Quem leu o livro básico do novo Brigada Ligeira Estelar está ciente do funcionamento básico da atual regra de tepeques — itens e anexos que permitem a personalização de robôs gigantes e veículos que operam sob um frame mínimo comum: todos eles ganham espaços para anexos correspondentes à Resistência (RX2) e um pool de pontos iniciais para povoá-los. Com algumas gambiarras de pontos, é possível obter mais espaços (mais detalhes no livro, pessoal).
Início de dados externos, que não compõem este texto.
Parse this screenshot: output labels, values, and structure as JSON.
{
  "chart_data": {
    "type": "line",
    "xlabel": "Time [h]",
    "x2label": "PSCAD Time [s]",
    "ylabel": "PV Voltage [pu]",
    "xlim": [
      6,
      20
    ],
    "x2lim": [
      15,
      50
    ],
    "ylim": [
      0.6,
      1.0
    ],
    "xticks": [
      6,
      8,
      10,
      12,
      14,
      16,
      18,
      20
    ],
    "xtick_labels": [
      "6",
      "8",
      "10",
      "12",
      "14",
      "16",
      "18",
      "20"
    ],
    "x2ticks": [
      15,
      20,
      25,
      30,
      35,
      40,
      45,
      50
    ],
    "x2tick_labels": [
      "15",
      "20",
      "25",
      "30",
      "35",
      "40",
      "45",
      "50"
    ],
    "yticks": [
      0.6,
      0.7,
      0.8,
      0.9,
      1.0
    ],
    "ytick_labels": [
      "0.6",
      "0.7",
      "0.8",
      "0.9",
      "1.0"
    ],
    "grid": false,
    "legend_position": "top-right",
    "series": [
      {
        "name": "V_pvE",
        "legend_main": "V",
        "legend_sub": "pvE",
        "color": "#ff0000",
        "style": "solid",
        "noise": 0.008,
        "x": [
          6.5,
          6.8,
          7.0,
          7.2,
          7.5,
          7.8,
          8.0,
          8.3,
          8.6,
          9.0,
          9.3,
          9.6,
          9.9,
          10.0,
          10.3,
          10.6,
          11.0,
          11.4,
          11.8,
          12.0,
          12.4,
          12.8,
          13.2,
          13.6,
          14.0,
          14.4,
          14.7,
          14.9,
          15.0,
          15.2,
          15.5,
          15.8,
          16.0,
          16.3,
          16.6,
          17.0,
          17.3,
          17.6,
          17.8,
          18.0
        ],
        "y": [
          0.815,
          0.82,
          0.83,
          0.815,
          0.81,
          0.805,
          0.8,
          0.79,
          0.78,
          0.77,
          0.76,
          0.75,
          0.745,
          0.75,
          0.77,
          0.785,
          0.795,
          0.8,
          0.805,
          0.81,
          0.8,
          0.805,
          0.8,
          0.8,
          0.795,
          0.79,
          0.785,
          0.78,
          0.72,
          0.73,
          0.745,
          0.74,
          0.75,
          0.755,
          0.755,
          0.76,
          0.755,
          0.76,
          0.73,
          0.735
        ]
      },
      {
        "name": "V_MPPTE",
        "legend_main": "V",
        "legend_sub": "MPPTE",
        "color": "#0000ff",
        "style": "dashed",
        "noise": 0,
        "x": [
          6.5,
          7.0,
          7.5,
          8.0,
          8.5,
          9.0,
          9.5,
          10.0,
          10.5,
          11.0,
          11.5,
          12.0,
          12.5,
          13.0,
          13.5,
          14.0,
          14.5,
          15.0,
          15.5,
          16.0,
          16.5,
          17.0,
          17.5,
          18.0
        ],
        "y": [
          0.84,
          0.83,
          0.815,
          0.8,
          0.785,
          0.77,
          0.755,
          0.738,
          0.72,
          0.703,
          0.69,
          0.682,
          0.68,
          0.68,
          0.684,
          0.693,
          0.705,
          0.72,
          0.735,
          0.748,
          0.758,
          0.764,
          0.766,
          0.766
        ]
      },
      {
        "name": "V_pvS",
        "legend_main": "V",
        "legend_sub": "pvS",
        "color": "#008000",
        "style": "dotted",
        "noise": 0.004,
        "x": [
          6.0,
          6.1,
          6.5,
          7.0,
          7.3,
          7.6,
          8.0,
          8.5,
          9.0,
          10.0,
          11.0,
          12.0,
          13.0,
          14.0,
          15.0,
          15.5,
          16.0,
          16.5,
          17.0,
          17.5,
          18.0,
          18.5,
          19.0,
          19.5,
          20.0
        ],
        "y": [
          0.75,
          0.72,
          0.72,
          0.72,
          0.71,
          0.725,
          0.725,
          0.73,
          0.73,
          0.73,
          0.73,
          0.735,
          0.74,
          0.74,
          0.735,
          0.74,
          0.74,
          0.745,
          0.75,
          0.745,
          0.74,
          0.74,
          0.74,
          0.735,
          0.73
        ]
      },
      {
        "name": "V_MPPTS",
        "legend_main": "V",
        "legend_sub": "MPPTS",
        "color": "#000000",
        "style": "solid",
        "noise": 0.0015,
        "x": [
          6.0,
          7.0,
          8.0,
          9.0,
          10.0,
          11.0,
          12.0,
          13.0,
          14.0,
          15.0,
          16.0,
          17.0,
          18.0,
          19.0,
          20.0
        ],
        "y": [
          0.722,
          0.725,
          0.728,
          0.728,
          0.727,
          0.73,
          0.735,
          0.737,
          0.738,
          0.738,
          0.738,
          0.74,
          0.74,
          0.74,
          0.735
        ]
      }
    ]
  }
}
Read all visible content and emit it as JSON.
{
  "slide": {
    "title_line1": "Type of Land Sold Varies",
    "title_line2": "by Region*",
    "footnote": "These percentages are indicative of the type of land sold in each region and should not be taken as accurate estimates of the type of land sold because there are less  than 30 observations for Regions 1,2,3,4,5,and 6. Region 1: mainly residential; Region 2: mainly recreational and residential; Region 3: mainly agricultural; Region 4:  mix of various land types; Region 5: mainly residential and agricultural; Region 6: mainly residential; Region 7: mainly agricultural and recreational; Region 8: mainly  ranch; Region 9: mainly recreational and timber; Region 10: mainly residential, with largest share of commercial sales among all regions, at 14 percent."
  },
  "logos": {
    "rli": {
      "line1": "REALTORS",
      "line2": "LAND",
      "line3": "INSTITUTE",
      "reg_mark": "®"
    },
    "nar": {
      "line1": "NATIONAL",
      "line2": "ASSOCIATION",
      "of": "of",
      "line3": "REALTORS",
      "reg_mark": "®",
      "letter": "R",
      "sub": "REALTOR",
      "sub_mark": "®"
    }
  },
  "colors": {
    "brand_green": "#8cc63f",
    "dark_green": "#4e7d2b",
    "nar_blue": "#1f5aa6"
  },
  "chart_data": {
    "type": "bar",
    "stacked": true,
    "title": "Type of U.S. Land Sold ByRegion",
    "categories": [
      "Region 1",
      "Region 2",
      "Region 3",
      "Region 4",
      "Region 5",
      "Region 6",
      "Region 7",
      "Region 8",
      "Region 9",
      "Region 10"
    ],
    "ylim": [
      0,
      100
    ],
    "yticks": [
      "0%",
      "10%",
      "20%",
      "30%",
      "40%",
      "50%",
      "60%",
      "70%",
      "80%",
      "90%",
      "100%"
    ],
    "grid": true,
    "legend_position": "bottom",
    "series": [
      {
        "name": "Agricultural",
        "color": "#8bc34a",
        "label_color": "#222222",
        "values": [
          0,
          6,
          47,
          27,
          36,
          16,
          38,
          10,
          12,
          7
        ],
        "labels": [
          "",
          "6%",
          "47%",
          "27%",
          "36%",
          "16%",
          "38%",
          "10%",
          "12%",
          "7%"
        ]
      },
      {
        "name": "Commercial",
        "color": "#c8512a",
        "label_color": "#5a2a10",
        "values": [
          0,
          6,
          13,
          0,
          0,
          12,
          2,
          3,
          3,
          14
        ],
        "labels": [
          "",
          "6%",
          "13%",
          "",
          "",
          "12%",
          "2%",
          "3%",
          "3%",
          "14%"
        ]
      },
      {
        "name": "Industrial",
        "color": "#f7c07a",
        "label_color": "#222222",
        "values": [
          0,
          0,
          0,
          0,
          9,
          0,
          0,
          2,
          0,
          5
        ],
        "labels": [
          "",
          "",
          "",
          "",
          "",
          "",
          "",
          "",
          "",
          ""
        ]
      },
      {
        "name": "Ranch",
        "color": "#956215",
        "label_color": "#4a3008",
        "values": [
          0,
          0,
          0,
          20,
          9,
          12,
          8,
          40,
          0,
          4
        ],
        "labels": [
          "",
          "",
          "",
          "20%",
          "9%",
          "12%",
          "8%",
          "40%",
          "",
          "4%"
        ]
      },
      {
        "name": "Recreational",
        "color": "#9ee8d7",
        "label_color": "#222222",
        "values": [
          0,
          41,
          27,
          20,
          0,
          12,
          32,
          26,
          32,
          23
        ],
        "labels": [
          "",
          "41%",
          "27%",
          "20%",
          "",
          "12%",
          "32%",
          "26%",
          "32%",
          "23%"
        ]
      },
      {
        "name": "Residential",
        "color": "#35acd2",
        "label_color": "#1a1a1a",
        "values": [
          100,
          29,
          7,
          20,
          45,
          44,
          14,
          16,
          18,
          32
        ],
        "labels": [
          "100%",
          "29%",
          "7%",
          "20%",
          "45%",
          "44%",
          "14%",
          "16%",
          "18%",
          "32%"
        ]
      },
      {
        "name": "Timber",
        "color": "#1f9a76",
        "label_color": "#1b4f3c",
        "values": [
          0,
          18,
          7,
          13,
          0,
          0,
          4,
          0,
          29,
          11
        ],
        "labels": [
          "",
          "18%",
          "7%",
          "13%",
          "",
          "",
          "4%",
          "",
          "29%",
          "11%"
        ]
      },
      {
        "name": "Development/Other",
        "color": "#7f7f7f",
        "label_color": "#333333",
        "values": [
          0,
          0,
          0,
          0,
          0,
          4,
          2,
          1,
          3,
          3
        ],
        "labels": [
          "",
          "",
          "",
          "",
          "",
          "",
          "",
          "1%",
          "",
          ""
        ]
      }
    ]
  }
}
Isso me fez perceber a possibilidade de partir daí para uma regra de… cargas. E aí vamos à questão: por que fazê-lo? O 3DeT jamais foi um cenário old school. Em todas as suas versões, sempre foi um sistema onde aquele espadão gigantesco de personagem de anime estava embutido nos atributos, eventualmente com alguma vantagem para destacar seu uso. Mas cada mestre e cada grupo têm suas necessidades, e deixar essa opção à mão me parece válido. Assim…
Carregando Coisas
Em vez de usar os RX2 apenas para anexar coisas, assuma que isso inclui aquilo que pode ser carregado, com espaços ou não. E isso vale para você, personagem, também. A parte da espada embutida na força pode continuar valendo mas itens e cargas extras passam a ser medidos assim. Vamos dar um exemplo:
Hugo Valente é um piloto recém-formado na Brigada Ligeira Estelar. Ele é humano, tem P3 (PA3), H2 (PM10) e R3 (PV15), tem a perícia Luta, o poder Mais Além e a vantagem Patrono (a própria Brigada). Como ele tem R3, isso lhe dá seis pontos de carga pessoal e ele pode carregar um item de até 6 pontos.
Isso torna as coisas um pouco mais realistas e cabe melhor para os mestres mais interessados em diminuir elementos mais exagerados nas campanhas de tom árido. Vamos construir um item da mesma forma que o faríamos com um tepeque para deixarmos mais claro como isso funciona. Que tal uma arma especial?
Hugo terá uma missão difícil: penetrar em território dominado, disparar uma arma especial e correr para um local onde seu robô o aguarda. Essa arma tem P3, H0 e R2, além de Alcance, Ataque especial Distante, Indefensável e Potente (ou seja, mais de 4PMs por uso). Como desvantagem, Bateria e Volátil.
Ou seja, cinco pontos de atributos, quatro de vantagem e dois de desvantagem. Sete pontos. Se fosse um tepeque, isso excederia o número de espaços de carga e exigiria modificações no robô que o tornariam capaz de portá-la, mas o enfraqueceriam de algum modo. Em um humano normal, isso não é possível.
A parte mais difícil nessa missão é carregar tudo sozinho. Como sua capacidade de carga extra é de até seis pontos, ele terá um redutor de –1 ponto em suas ações físicas enquanto a carrega, como se tivesse P2 ao usar força, H1 em sua agilidade ou R2 em testes para aguentar o tranco. Boa sorte, Hugo!
Só para deixar mais claro: a cada ponto extra do item em relação à capacidade de carga do seu portador, mais teremos um redutor que se aplica às atribuições físicas de cada atributo. Como outra possibilidade opcional, o jogador precisaria fazer um teste de resistência sob estas condições para poder utilizar plenamente seus atributos mentais (convenhamos: imagine a si mesmo, sob o sol, carregando um armário nas costas. Dá pra raciocinar direito?).
Aqui está a razão de ser dessa regra: aumentar o fator de risco para os personagens em situações de crise, nas campanhas de tom menos exagerado. Essa é a necessidade a ser preenchida. Um personagem com alcance pode continuar atirando com sua arma embutida nos níveis do atributo Poder que estão em suas mãos. Ele não vai se tornar um super-herói por isso e, se essa for a ideia, ótimo.
Até a próxima, me contem se isso deu certo na mesa e divirtam-se.